Dollar hits one month high
by This email address is being protected from spam bots, you need Javascript enabled to view it on Wednesday, 15 August 2007
The dollar rose to a one-month high against a basket of major currencies on Tuesday, pushed up by global investors seeking safety in the greenback as the turmoil in the US credit market spreads overseas.
Investors took comfort in the dollar amid concerns of a global credit crunch after the likes of French bank BNP froze funds because of subprime concerns and a Canadian trust proved unable to procure funds to repay some of its short debt.
“Across global asset prices, it looks like there is some position unwinding going on and that is filtering through to FX where some of the biggest positions are long sterling and short dollar," Sophia Drossos, currency strategist with Morgan Stanley in New York, told Reuters.
The dollar index, which measures the US currency against six other major currencies, rose 0.4% to 81.354 on Tuesday, having fallen to a 15-year low of 79.957 last week.
The euro was trading at a six-week low of $1.3489 today. The Eurozone currency began to fall amid reports Spanish bank Santander is facing a 2.2 billion euro exposure to high-risk US loans.
As a result of the woes in the credit markets, investors have slashed bullish bets in favour of high-yielding currencies like sterling in favour of safer options like the dollar.
Sterling and Indian rupee suffer
Sterling dipped below the $2.00 level for the first time in over a year after UK July inflation came in below the Bank of England's 2% target rate. Today it was trading at two-month trough against the dollar down 0.4% to $1.9893, its lowest level since the middle of June.
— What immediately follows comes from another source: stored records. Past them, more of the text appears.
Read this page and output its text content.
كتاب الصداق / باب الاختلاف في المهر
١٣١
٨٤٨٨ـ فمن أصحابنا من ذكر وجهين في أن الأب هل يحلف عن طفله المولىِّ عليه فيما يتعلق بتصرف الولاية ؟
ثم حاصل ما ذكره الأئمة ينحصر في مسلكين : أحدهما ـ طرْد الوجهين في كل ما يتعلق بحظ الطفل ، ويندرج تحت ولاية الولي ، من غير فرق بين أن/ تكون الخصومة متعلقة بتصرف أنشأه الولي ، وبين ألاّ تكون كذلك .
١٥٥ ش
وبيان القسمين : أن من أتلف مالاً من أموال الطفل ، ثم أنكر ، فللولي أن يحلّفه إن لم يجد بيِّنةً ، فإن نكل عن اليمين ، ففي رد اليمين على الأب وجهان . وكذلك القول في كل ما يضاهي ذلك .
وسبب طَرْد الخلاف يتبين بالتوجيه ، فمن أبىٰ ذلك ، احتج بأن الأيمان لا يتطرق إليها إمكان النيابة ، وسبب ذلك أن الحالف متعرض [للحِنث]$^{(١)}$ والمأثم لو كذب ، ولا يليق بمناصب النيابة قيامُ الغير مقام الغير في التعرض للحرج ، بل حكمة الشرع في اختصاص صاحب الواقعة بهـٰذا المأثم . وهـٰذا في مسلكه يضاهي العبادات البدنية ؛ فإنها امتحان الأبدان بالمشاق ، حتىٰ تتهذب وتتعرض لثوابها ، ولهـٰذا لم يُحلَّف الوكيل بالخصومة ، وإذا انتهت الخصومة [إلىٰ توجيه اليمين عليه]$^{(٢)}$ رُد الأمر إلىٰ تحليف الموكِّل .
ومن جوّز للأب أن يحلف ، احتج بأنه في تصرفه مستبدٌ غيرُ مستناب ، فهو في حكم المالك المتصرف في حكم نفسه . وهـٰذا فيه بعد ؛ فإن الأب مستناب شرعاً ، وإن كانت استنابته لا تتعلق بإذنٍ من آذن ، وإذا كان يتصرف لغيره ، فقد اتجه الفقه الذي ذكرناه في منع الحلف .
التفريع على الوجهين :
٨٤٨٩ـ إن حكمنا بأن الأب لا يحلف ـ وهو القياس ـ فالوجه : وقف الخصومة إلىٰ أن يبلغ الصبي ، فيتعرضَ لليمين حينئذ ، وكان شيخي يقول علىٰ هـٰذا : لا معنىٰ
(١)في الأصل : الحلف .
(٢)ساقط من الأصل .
Unlike the Federal Reserve and European Central Bank, the Bank of England refused to join the global central bank push to flood short-term money markets with cash in a bid to resist a liquidity freeze. This has kept sterling deposit rates high but the pound has still weakened.
India’s rupee fell to a five-week low against the dollar, trading at 40.75 rupees to the dollar after importers also sought haven in the greenback. Importers such as Indian Oil and Reliance Industries have to raise foreign currency needed to pay for goods, making falls in the rupee more expensive for them.
India, celebrating sixty years after independence today, saw its currency hits its highest level in more than nine years on July 24, but it has fallen after global investors began to abandon emerging-market assets on woes the fallout from US credit markets will hamper growth in Asia.
India’s cost of imports rose by 36.7% in June from a year earlier, the fastest pace in seven months, in particular buoyed by rising crude oil prices, the government said on August 1. The country paid $5.66 billion for oil in June, 9.9% more than a year ago.
Crude oil prices in New York have increased 18% this year, making fuel costs more expensive for India, a country that imports 75% of its energy needs. Two-thirds of India’s oil exports come from the Gulf and are worth over $22 billion per year.